Les chefs espions inquiets
Bien plus importante que cette visite médiatique est la déclaration conjointe, ces jours-ci, des chefs des services de renseignement français et britannique. Les maîtres espions du MI6 et de la DGSE, cités par le «Financial Times», répètent que Vladimir Poutine interprétera comme une carte blanche toute solution qui transformerait l’Ukraine en État vassal de la Russie. Pour le britannique Richard Moore, «le coût d’un abandon de l’Ukraine sera infiniment supérieur à celui de la poursuite de notre soutien. La Chine, la Corée du Nord et l’Iran en tireront aussitôt la conclusion que la force paie». Le patron du MI6 s’exprimait lors d’un colloque consacré aux 120 ans de «l’Entente cordiale» entre la France et le Royaume-Uni. Nicolas Lerner, chef de la DGSE, l’a approuvé. En ajoutant que le sol géopolitique menace de se dérober sous nos pieds: «Jamais le monde n’a été aussi dangereux depuis la fin de la guerre froide».

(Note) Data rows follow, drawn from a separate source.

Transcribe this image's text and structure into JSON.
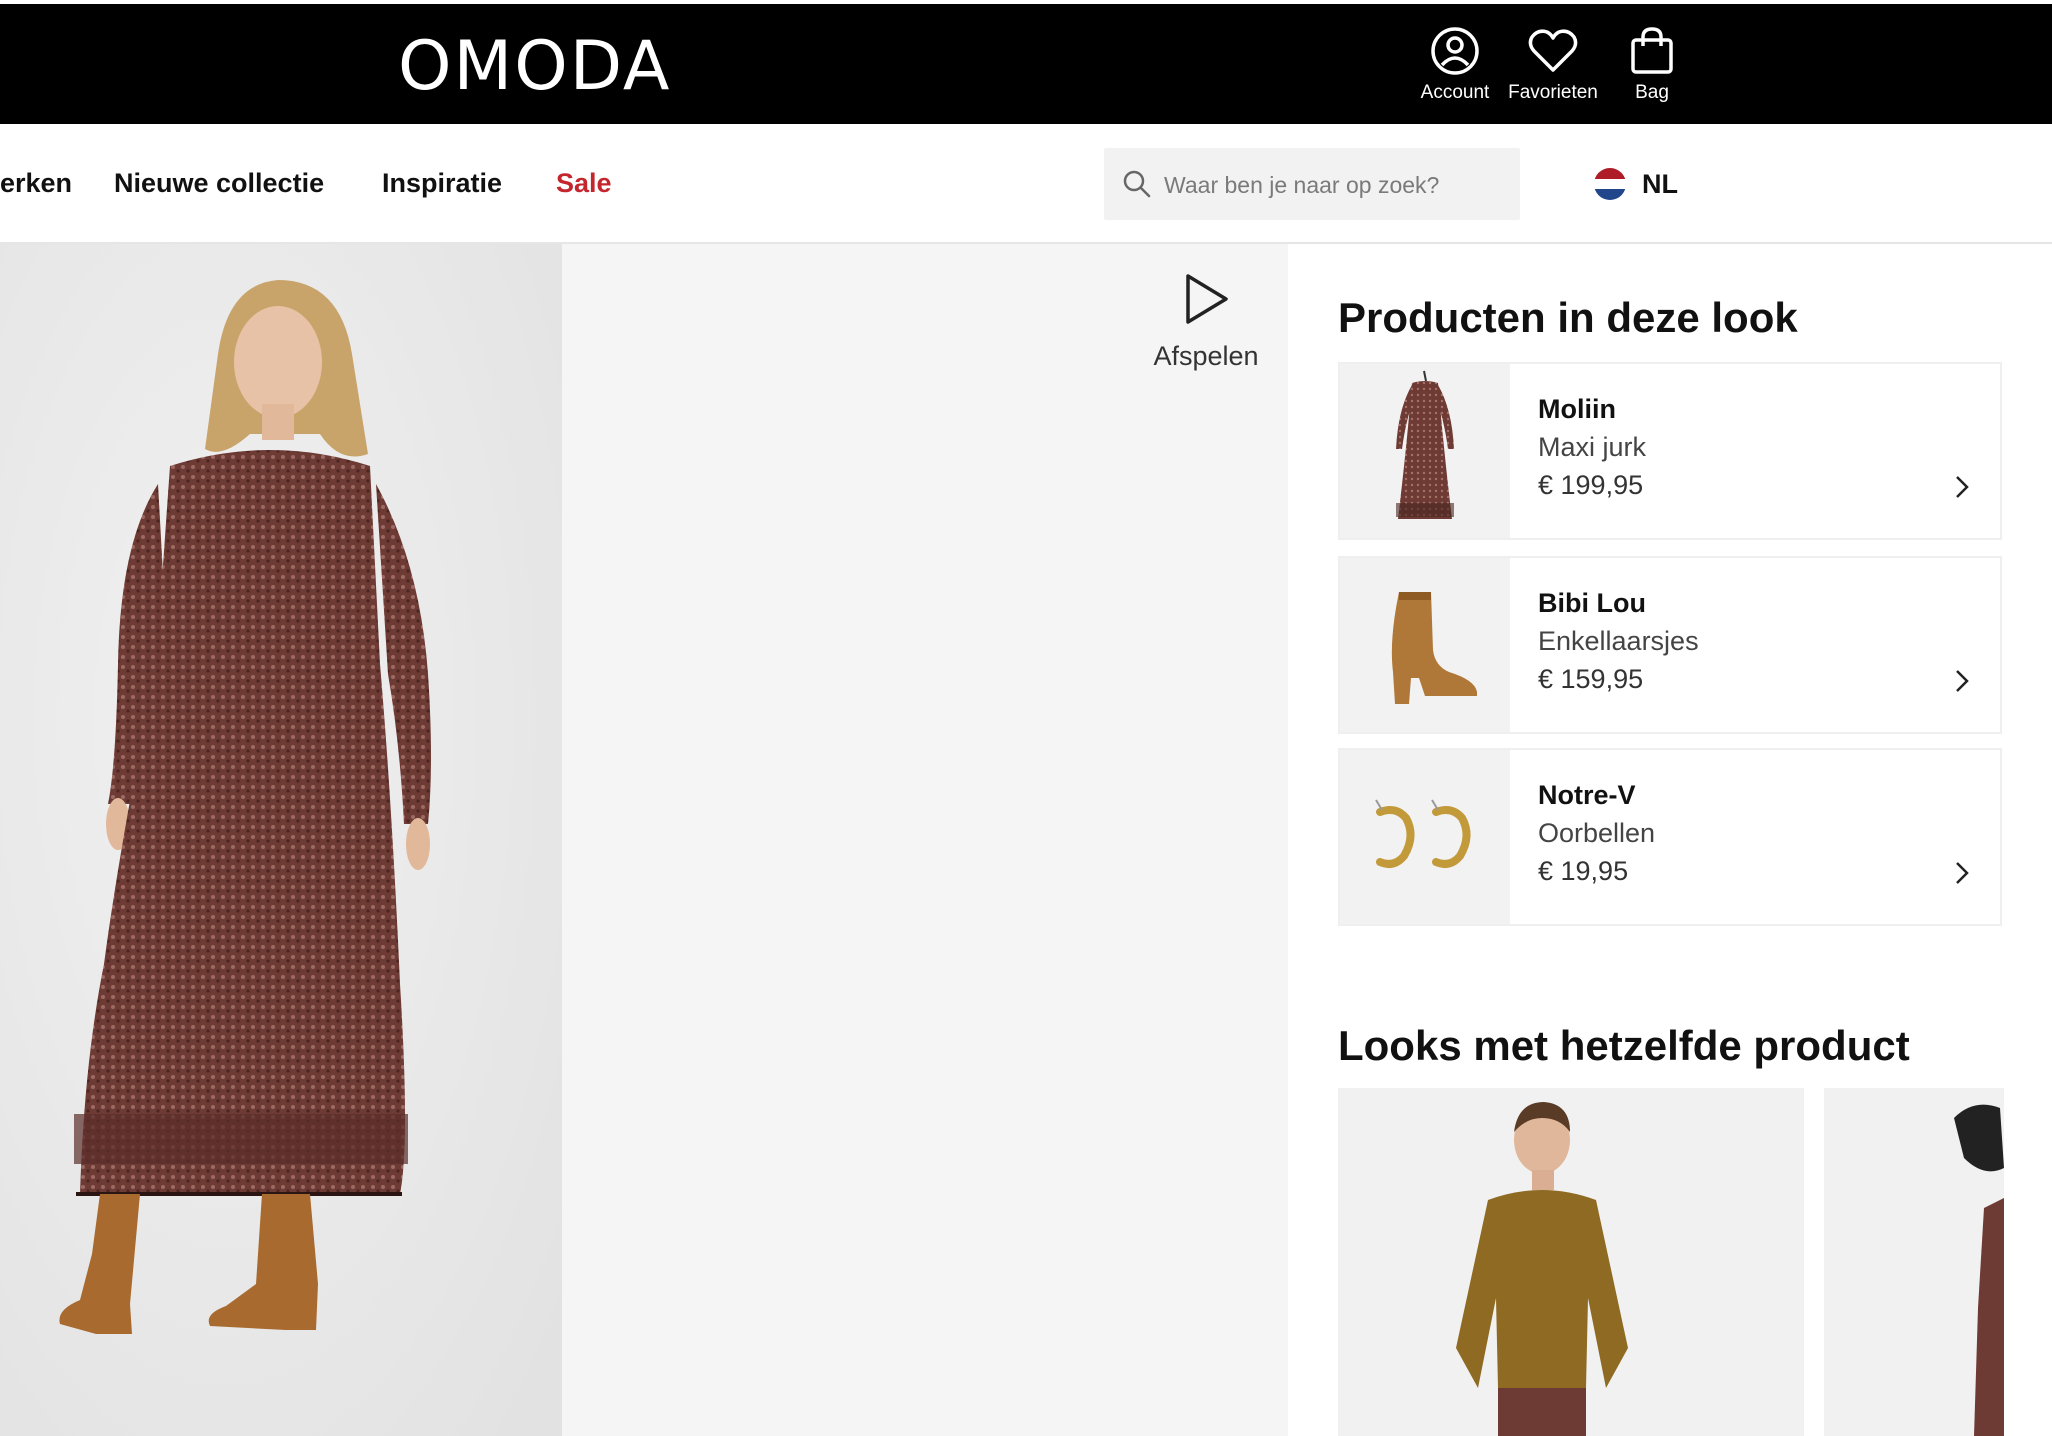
{
  "header": {
    "logo": "OMODA",
    "actions": [
      {
        "label": "Account",
        "icon": "account-icon"
      },
      {
        "label": "Favorieten",
        "icon": "heart-icon"
      },
      {
        "label": "Bag",
        "icon": "bag-icon"
      }
    ]
  },
  "nav": {
    "items": [
      {
        "label": "erken"
      },
      {
        "label": "Nieuwe collectie"
      },
      {
        "label": "Inspiratie"
      },
      {
        "label": "Sale"
      }
    ],
    "search_placeholder": "Waar ben je naar op zoek?",
    "language": "NL"
  },
  "hero": {
    "play_label": "Afspelen"
  },
  "panel": {
    "products_title": "Producten in deze look",
    "products": [
      {
        "brand": "Moliin",
        "type": "Maxi jurk",
        "price": "€ 199,95",
        "thumb": "dress"
      },
      {
        "brand": "Bibi Lou",
        "type": "Enkellaarsjes",
        "price": "€ 159,95",
        "thumb": "boot"
      },
      {
        "brand": "Notre-V",
        "type": "Oorbellen",
        "price": "€ 19,95",
        "thumb": "earrings"
      }
    ],
    "looks_title": "Looks met hetzelfde product"
  },
  "colors": {
    "sale": "#c4262e",
    "header_bg": "#000000",
    "flag": [
      "#ae1c28",
      "#ffffff",
      "#21468b"
    ]
  }
}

L’important, dans un tel contexte, est donc de cesser les initiatives quasi-publicitaires, avec force voyages à Kiev. Volodymyr Zelensky vient d’ailleurs de le redire à sa manière en insistant sur le fait que seul le placement de son pays «sous l’égide de l’Otan» pourrait permettre de s’engager sur la récupération des territoires perdus par la «voie diplomatique». Or l’Union européenne n’est pas l’Otan, même si les deux organisations ont leur QG à Bruxelles. Et aucun plan crédible, pour l’heure, n’a encore émané des 27 pays membres de l’UE qui se retrouveront les 18 et 19 décembre dans la capitale belge pour leur dernier sommet de l’année. D’autant que le pro-russe Viktor Orbán attend impatiemment l’arrivée à la Maison Blanche de son ami Donald…
Antonio Costa et Kaja Kallas n’ont qu’une urgence: déterminer dans quelle mesure les 27 peuvent, sur le dossier Ukrainien, tenir une position différente de celle des États-Unis version Trump. Ils doivent pour cela aligner au plus vite les propositions, les mesures militaires, et les budgets qui pourront être alloués. Le langage qu’ils doivent tenir à Kiev n’est donc pas celui de l’assurance tous risques, mais celui de la lucidité et de la prudence.
Négociation imposée
Après bientôt trois années de guerre épuisantes, l’Ukraine n’a plus besoin de promesses et de coups de projecteurs. Il lui faut savoir si ses alliés européens seront capables, lorsque la question se posera, de rester fermement à ses côtés au cas où les États-Unis lui imposeraient une négociation dont les termes seraient trop favorables à la Russie.